I started out doing comedy at Yuk Yuk's in Rochester, NY, which was the end of the Canadian tour. Comics would work their way through Toronto, into Niagara Falls, down to Buffalo and then on to Rochester. Buffalo's Yuk Yuk's became the Comedy Trap, and Rochester Yuk Yuk's merged with the Funny Bone to become Hiccup's, and all of those clubs are closed now. Yuk Yuk's is the major comedy club chain in Canada, and has been for the last 25 years or so, I have to guess, and probably more. Comedians like Jim Carrey and Howie Mandel are the bigger names that you would recognize who got their start with Yuk Yuk's.
Yuk Yuk's, to hear the comics who work with them, is run like a machine. They are the champs at making money, providing entertainment for corporate events, running highly successful clubs, and working in other endeavors in the comedy and entertainment field, including retail, that make them hard to beat in Canada.
However, lately there has been unrest among the men and women who perform for Yuk Yuk's. In an attempt to starve out other competing clubs who open in markets against Yuk Yuk's, they've forced their comics to sign non-compete contracts and roster agreements that offer no real work or protection, but prevent the acts from working other rooms.
Now, I'm no mathematician, but if a club or management company asked me to sign such an agreement and didn't offer at least 45 weeks of work a year, I'd be hard-pressed to go along with it. How could you? You'd work for only one employer, and for the number of weeks they decided they could use you, or face getting blackballed from the major employer in your whole country. That's Country, with a capital "C." That's a far cry from not working a particular region in the States because you don't get along with a particular booking agent....I'm a pretty good talent with NO name recognition or TV credits, and the only week I've had off this year is THIS one, and that's because I chose to take it off (financial reasons included).

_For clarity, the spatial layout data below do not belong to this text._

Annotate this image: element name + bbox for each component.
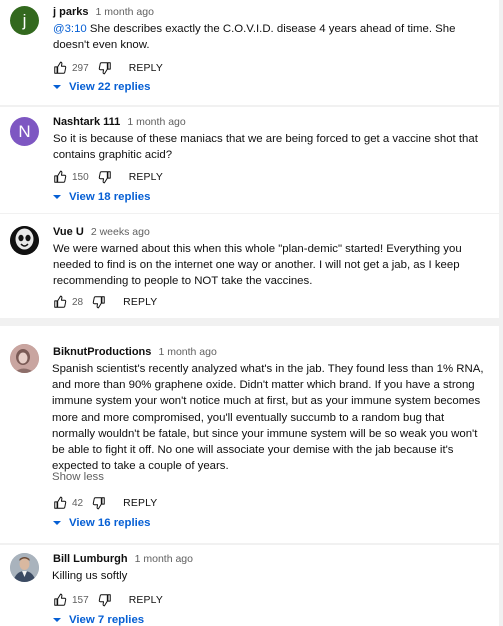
view-replies-button[interactable]: View 7 replies bbox=[52, 614, 144, 626]
comment-date[interactable]: 1 month ago bbox=[127, 116, 185, 128]
avatar[interactable]: N bbox=[10, 117, 39, 146]
comment-header: BiknutProductions 1 month ago bbox=[53, 346, 217, 358]
thumb-down-icon[interactable] bbox=[98, 170, 112, 184]
author-name[interactable]: j parks bbox=[53, 6, 88, 18]
thumb-up-icon[interactable] bbox=[53, 170, 67, 184]
comment-date[interactable]: 1 month ago bbox=[96, 6, 154, 18]
timestamp-link[interactable]: @3:10 bbox=[53, 23, 87, 35]
comment-text: @3:10 She describes exactly the C.O.V.I.… bbox=[53, 21, 485, 53]
view-replies-label: View 18 replies bbox=[69, 191, 151, 203]
avatar[interactable] bbox=[10, 344, 39, 373]
comment-card: Vue U 2 weeks ago We were warned about t… bbox=[0, 214, 499, 318]
comment-body: She describes exactly the C.O.V.I.D. dis… bbox=[53, 23, 456, 52]
comment-text: Killing us softly bbox=[52, 570, 128, 582]
author-name[interactable]: Nashtark 111 bbox=[53, 116, 120, 128]
comment-date[interactable]: 2 weeks ago bbox=[91, 226, 150, 238]
comment-header: Vue U 2 weeks ago bbox=[53, 226, 150, 238]
chevron-down-icon bbox=[53, 85, 61, 89]
author-name[interactable]: Bill Lumburgh bbox=[53, 553, 128, 565]
comment-card: j j parks 1 month ago @3:10 She describe… bbox=[0, 0, 499, 105]
like-count: 297 bbox=[72, 62, 89, 74]
comment-card: BiknutProductions 1 month ago Spanish sc… bbox=[0, 326, 499, 543]
avatar[interactable]: j bbox=[10, 6, 39, 35]
comment-text: So it is because of these maniacs that w… bbox=[53, 133, 478, 162]
thumb-down-icon[interactable] bbox=[98, 61, 112, 75]
reply-button[interactable]: REPLY bbox=[123, 297, 157, 308]
comment-header: j parks 1 month ago bbox=[53, 6, 154, 18]
thumb-down-icon[interactable] bbox=[92, 295, 106, 309]
comment-actions: 150 REPLY bbox=[53, 169, 163, 185]
avatar-image bbox=[10, 344, 39, 373]
comment-actions: 42 REPLY bbox=[53, 495, 157, 511]
comment-date[interactable]: 1 month ago bbox=[158, 346, 216, 358]
avatar-letter: j bbox=[22, 10, 27, 30]
reply-button[interactable]: REPLY bbox=[129, 595, 163, 606]
thumb-up-icon[interactable] bbox=[53, 295, 67, 309]
comment-actions: 157 REPLY bbox=[53, 592, 163, 608]
comment-actions: 297 REPLY bbox=[53, 60, 163, 76]
view-replies-label: View 7 replies bbox=[69, 614, 145, 626]
view-replies-button[interactable]: View 16 replies bbox=[52, 517, 150, 529]
comment-text: We were warned about this when this whol… bbox=[53, 243, 462, 288]
comment-date[interactable]: 1 month ago bbox=[135, 553, 193, 565]
view-replies-label: View 16 replies bbox=[69, 517, 151, 529]
avatar-image bbox=[10, 226, 39, 255]
show-less-button[interactable]: Show less bbox=[52, 471, 104, 483]
like-count: 157 bbox=[72, 594, 89, 606]
chevron-down-icon bbox=[53, 618, 61, 622]
like-count: 28 bbox=[72, 296, 84, 308]
chevron-down-icon bbox=[53, 195, 61, 199]
avatar-letter: N bbox=[18, 121, 31, 141]
reply-button[interactable]: REPLY bbox=[129, 63, 163, 74]
thumb-up-icon[interactable] bbox=[53, 593, 67, 607]
comment-header: Bill Lumburgh 1 month ago bbox=[53, 553, 193, 565]
thumb-down-icon[interactable] bbox=[98, 593, 112, 607]
comment-text: Spanish scientist's recently analyzed wh… bbox=[52, 363, 484, 473]
author-name[interactable]: BiknutProductions bbox=[53, 346, 151, 358]
like-count: 42 bbox=[72, 497, 84, 509]
comment-actions: 28 REPLY bbox=[53, 294, 157, 310]
comment-card: Bill Lumburgh 1 month ago Killing us sof… bbox=[0, 545, 499, 626]
thumb-up-icon[interactable] bbox=[53, 61, 67, 75]
view-replies-button[interactable]: View 18 replies bbox=[52, 191, 150, 203]
thumb-up-icon[interactable] bbox=[53, 496, 67, 510]
view-replies-label: View 22 replies bbox=[69, 81, 151, 93]
comment-header: Nashtark 111 1 month ago bbox=[53, 116, 186, 128]
reply-button[interactable]: REPLY bbox=[123, 498, 157, 509]
avatar[interactable] bbox=[10, 553, 39, 582]
comment-card: N Nashtark 111 1 month ago So it is beca… bbox=[0, 107, 499, 213]
chevron-down-icon bbox=[53, 521, 61, 525]
thumb-down-icon[interactable] bbox=[92, 496, 106, 510]
author-name[interactable]: Vue U bbox=[53, 226, 84, 238]
avatar[interactable] bbox=[10, 226, 39, 255]
reply-button[interactable]: REPLY bbox=[129, 172, 163, 183]
avatar-image bbox=[10, 553, 39, 582]
view-replies-button[interactable]: View 22 replies bbox=[52, 81, 150, 93]
like-count: 150 bbox=[72, 171, 89, 183]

I feel terrible for my Canadian brothers and sisters who are laboring under such horrible conditions...the handful that can actually make a living are still in an unenviable situation as they can be cut off or cut loose at any moment with no recourse. Loyalty that only goes one way isn't loyalty....it's fear.
When I started out in comedy, I was enthralled by the quality of the comedians that Yuk Yuk's sent through Rochester...my favorites being Wayne Flemming, Norm MacDonald, Kenny Robinson, Ron Vaudry, Ronnie Edwards, Wayne Turmel, Gary David, Glenn Foster, Jeremy Hotz, Lawrence Morgenstern, and the list goes on. The rap on Yuk's at the time was that it was a mecca of comedy creativity with a no-holds-barred, anything goes mentality, and it showed in the performance of these Canadian comics who entertained here week after week. If the situation has truly turned sour, that Yuk Yuk's is truly treating it's comics as an expendable commodity, then that is a sickening loss in the field I have chosen.
Maybe I'm too liberal, too union, or too Christian to see people being mistreated, cheated out of making a living, having their freedom of speech stifled and being bullied into signing agreements against their best interests, but that's just the way I see it.
Not to be trite or cliched, but it's certainly no laughing matter.